According to the report, the activities of the group include efforts to recruit suicide bombers, with a reward of $20,000 promised to the families of the attackers, and the assassination of senior Israeli officials, including former Israel Police commissioner Roni Alsheikh.
Citing transcripts of Israel Police interrogations, the newspaper says the group is operating out of Istanbul.

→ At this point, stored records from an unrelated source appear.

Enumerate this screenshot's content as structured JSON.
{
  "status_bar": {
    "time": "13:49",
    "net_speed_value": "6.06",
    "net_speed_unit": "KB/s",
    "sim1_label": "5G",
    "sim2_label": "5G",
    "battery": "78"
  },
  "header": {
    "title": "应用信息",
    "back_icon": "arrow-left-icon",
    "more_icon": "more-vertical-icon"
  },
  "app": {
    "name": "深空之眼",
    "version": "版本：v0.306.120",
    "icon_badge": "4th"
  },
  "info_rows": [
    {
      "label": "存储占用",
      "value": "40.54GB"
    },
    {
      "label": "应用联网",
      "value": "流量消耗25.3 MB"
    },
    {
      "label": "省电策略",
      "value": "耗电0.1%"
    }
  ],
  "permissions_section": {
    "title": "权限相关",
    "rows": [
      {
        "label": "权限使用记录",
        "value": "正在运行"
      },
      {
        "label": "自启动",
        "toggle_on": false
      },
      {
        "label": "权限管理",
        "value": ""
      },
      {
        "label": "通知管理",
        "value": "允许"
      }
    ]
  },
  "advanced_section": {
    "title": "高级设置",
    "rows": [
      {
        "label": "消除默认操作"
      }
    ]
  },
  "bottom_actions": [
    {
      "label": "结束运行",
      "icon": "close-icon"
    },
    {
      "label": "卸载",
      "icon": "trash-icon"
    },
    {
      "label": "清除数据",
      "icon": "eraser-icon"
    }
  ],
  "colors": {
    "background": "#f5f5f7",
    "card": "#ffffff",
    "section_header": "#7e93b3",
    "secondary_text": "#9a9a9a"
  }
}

According to Israeli and Egyptian intelligence, at least 11 senior Hamas members are now living in the city, the report says.
Among that number, the paper says, are seven men freed from Israel prisons as part of the 2011 exchange deal that saw IDF soldier Gilad Shalit returned from captivity in Gaza in return for the release of more than 1,000 security prisoners.
The Hamas men now in the Turkish capital include the head of the cell behind a deadly bombing at the Apropo Cafe in Tel Aviv in 1997, and the Hamas treasurer who was recently targeted by U.S. sanctions.
The terror group is also reportedly to be in touch with the Turkish intelligence agency.
Turkish President Recep Tayyip Erdogan is aware of the group's activities in his country's largest city, the report says, but has given it his blessing to act with minimal restrictions, only asking it to keep away from official institutions.
Both Hamas and Turkish officials denied the report, with Turkey considering Hamas a political party rather than a terrorist group.
Last week, Erdogan hosted the head of Hamas in Gaza, Ismail Haniyeh, in Istanbul, according to Turkey's state-run Anadolu Agency.
Haniyeh also reportedly met with Saleh Arouri, a founding commander of the Hamas military wing who lives in Istanbul and who has a $5 million bounty on his head from U.S. State Department.
Once firm allies, Israsel and Turkey have in the past decade seen their relationship deteriorate. The decline can primarily be dated to May 2010, when IDF troops killed 10 Turkish activists during clashes aboard the Turkish-flagged Mavi Marmara ship, part of a flotilla aiming to break through maritime blockade on the Hamas-controlled Gaza.
Nonetheless, Jerusalem and Ankara have enjoyed continuous diplomatic ties since Turkey recognized Israel in 1949. These ties have never been severed, although Turkey has on several occasions decided to downgrade them to a lower level of diplomatic representation.